A few assorted thoughts on this question:
There's more than just character-power at play here, there's player experience. Over the years, we've learned how to play the game - even if everything was rescaled numbers-wise to the same difficulty, we still wouldn't have that same initial experience of jousting ettins because we as players know better now.
Simultaneously, new players (when we have them) are just as green when they enter the world. Yes, the various expansions have been an across-the-board-buff to players, but people are still pretty clueless. I started (aside from a one-month-trial) playing after AoS and it was still a white-knuckle experience to be jousting a lone ettin in my first month. If people don't get accelerated by joining a guild, the low end of the game is still challenging for a long long time (although ML has pumped up the power of starting characters).
There are still many areas of the game I don't dare to tread in because I know if I die there, it's a long, long trek to get healed and my odds of getting back to my corpse are not great (this includes most of the ML dungeons and even parts of the classic dungeons except on very specialized characters). Buffing the monsters would mean that there are going to more areas I'll be scared of. (this isn't automatically bad, just that I play the game to my confort level, not to where I have defeated every possible challenge)
Scaling loot is hard - because making monsters more difficult will mean the value of already-accumulated wealth will be much higher. IDOCs will be even more valuable. It's also no fun when you're neighbourhood goes to pieces and you discover its too dangerous to visit your own house (I feel a deep, deep sympathy for the people who had houses on Magincia beach).
As much as I like just naturally allowing new, harder, more rewarding lands to be added so that everyone can rise to their natural level of challenge at their own pace, it leaves the ratio of "new player lands" to "veteran player lands" is out of whack which seems a little wasteful and forces people to leave behind areas they are attached to.
The "bright paths" concept (of which I assume New Haven was just the first stage?) is a nice way to keep players focused on challenges appropriate to their stage of development. I think it also allows lands off the bright path more freedom to be made more challenging.
I think monsters deserve expansion packs too. It's interesting to me that the orc and gypsy camp mechanic has never been revisited to create more "dynamic minilairs". I think monsters could use AI personalities (randomly make some orcs berzerkers who run, some aggro against people who speak words, etc) and leaders (you! you! stop running in circles and flank that archer from opposite sides!)

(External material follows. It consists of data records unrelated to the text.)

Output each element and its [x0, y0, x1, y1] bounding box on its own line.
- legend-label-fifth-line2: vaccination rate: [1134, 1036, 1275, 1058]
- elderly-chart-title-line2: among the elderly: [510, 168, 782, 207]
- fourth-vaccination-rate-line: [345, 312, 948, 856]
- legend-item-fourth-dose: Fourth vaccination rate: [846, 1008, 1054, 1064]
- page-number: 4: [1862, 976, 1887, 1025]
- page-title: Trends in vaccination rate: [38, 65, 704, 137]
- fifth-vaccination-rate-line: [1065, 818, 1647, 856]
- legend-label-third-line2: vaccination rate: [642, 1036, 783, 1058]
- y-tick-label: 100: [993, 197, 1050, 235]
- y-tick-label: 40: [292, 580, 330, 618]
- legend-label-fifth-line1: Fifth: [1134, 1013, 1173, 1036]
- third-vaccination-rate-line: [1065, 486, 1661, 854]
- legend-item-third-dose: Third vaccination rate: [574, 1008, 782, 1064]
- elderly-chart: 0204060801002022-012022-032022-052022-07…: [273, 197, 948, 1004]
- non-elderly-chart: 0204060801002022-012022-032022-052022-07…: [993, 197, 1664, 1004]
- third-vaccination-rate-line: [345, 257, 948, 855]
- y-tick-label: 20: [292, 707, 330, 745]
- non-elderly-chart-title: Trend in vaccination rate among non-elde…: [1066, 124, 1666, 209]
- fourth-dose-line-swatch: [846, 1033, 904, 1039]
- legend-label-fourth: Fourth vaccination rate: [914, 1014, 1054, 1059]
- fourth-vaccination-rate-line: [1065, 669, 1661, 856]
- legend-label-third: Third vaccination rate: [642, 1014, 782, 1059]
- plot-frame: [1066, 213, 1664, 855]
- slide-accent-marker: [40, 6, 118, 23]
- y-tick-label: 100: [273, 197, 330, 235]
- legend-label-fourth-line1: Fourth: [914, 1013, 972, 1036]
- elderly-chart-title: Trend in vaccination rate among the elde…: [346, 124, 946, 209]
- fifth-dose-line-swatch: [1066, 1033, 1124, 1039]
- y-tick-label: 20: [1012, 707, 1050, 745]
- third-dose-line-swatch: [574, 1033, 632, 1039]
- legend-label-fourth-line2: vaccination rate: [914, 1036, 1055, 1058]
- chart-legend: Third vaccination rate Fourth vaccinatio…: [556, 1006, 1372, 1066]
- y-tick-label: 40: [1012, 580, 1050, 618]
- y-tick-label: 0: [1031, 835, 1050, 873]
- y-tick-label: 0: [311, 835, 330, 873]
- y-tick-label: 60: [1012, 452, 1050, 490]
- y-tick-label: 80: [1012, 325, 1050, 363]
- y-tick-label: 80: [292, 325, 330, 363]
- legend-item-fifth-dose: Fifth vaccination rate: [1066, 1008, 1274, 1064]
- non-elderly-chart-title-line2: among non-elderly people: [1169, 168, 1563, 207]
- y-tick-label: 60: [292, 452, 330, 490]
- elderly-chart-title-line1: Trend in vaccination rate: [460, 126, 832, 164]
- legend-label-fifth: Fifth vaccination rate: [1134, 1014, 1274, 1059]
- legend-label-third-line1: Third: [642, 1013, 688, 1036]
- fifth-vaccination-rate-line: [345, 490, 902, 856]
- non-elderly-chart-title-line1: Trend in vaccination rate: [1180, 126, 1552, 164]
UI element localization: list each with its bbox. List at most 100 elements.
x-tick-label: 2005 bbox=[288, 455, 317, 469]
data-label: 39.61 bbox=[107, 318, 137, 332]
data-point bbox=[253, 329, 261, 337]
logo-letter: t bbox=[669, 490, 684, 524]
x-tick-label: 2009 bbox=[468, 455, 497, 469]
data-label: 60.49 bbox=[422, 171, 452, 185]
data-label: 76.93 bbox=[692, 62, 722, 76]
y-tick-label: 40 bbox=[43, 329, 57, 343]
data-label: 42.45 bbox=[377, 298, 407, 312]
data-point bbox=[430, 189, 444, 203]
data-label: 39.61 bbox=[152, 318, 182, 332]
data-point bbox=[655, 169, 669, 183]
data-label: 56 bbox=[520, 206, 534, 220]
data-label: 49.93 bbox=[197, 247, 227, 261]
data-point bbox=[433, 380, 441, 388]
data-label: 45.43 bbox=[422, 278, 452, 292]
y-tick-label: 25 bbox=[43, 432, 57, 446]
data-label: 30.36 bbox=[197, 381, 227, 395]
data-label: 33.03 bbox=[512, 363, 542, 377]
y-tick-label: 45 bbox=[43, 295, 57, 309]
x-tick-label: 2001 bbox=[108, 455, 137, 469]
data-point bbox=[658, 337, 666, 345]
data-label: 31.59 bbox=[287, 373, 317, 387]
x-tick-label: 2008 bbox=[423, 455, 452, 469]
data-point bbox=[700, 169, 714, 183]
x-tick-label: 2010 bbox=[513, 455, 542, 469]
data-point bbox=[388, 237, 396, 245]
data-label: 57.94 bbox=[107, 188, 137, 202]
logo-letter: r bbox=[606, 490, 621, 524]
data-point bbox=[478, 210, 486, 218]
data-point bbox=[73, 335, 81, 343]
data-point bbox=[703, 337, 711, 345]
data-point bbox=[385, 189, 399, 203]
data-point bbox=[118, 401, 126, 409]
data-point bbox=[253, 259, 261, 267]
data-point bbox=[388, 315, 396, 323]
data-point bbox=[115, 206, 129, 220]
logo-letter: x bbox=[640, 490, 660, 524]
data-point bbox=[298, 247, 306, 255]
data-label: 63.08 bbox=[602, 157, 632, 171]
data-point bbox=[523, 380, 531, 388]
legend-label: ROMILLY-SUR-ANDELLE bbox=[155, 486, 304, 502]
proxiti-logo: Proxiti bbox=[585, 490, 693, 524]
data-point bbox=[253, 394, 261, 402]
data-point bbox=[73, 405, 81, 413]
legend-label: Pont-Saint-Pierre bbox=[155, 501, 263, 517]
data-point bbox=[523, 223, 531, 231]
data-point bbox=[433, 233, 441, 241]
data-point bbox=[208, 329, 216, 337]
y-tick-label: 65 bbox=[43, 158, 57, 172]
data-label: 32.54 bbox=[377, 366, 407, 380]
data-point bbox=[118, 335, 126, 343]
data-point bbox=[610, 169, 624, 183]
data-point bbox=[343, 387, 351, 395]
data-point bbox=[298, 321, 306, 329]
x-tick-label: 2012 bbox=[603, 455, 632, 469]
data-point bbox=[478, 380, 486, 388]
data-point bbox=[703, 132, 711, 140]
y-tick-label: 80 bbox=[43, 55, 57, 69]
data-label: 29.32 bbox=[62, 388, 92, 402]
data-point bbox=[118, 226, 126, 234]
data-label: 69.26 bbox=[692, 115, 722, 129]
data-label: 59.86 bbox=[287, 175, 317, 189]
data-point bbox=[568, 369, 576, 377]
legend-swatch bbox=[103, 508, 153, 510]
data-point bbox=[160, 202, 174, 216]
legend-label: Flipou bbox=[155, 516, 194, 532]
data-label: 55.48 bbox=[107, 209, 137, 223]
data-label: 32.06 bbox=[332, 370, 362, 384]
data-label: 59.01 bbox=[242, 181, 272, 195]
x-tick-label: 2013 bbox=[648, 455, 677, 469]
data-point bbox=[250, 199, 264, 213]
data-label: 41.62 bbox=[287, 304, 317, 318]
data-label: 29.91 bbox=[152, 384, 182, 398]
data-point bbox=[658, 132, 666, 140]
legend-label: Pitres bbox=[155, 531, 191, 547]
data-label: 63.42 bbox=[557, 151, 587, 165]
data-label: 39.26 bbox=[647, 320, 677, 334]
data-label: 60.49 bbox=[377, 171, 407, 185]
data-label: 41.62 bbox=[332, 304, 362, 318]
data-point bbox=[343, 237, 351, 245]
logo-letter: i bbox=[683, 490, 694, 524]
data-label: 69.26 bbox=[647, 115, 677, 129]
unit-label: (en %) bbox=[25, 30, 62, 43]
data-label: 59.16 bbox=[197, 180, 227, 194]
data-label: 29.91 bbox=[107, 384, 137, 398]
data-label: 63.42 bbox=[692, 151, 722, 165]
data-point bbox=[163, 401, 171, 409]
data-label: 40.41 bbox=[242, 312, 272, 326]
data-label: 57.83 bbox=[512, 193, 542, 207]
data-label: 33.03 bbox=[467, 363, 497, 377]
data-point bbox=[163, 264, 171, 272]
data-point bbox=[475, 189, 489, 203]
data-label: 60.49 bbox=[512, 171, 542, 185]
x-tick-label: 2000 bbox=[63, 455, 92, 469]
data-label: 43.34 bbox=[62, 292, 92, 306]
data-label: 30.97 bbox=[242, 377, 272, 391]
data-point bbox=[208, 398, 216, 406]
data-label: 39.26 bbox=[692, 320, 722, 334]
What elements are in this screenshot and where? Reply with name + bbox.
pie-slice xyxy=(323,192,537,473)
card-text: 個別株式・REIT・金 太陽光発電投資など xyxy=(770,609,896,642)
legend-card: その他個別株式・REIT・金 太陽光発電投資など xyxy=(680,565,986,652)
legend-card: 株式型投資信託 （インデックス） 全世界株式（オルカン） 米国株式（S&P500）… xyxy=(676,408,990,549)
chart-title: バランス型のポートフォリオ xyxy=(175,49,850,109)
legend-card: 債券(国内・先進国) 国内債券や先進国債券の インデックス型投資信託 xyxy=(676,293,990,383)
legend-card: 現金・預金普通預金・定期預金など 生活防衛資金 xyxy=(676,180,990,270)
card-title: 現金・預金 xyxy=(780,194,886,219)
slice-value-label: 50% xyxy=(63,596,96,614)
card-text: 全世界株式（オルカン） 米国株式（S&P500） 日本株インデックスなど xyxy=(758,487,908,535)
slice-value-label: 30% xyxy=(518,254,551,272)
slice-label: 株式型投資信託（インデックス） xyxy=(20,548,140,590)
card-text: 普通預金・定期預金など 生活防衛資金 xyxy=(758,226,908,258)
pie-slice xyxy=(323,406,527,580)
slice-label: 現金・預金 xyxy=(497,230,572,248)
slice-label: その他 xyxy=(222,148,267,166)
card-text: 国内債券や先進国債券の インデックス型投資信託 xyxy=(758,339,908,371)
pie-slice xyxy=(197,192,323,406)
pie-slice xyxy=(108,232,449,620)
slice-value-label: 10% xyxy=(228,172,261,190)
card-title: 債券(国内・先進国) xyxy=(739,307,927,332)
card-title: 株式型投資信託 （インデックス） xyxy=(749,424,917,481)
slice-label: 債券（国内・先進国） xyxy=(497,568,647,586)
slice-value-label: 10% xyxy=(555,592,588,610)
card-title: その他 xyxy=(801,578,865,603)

But adding more umph! to monsters isn't enough, even if their loot is scaled up - there is also the problem that there are simply many, many places to get loot. Think of all the orc camps in the land. What would make you want to visit one and not another? If they kept the same graphics but were quietly upgraded to ogres or even slow-spawning troglodytes, would that make them any more appealing to challenge? Or would the novelty quickly wear off?
UO feels like it's overlands spawn needs new systems, not just a power boost.
I'm a fan of Delgor-like triggered encounters (either randomly triggered by a person walking into the area or by some more complex circumstance like casting a spell, or having an unwelcome pet at your side).
Or, using the collector's quest as a guide, have quests where you need to visit 4 random spawn sites throughout the facet you're on, provoking a minibosses to spawn or have treasures to steal and assemble the pieces for a reward/key
Another possibility is to give incentives for people to play "classic" characters. What if there were special rewards or alternative loot which might drop for monsters defeated with only a certain subset of skills/equipment or who travelled only on foot? (we have some of the mechanics for detecting/filtering between the Magincia spawn and Richardo trial). Say, old-fashioned "power/mystic/vanquishing"-labled weapons would drop if you were fighting equipped with only similar gear? Systems like this would allow you to use the same monsters, but have them offer a greater difficulty by encourging players to nerf themselves.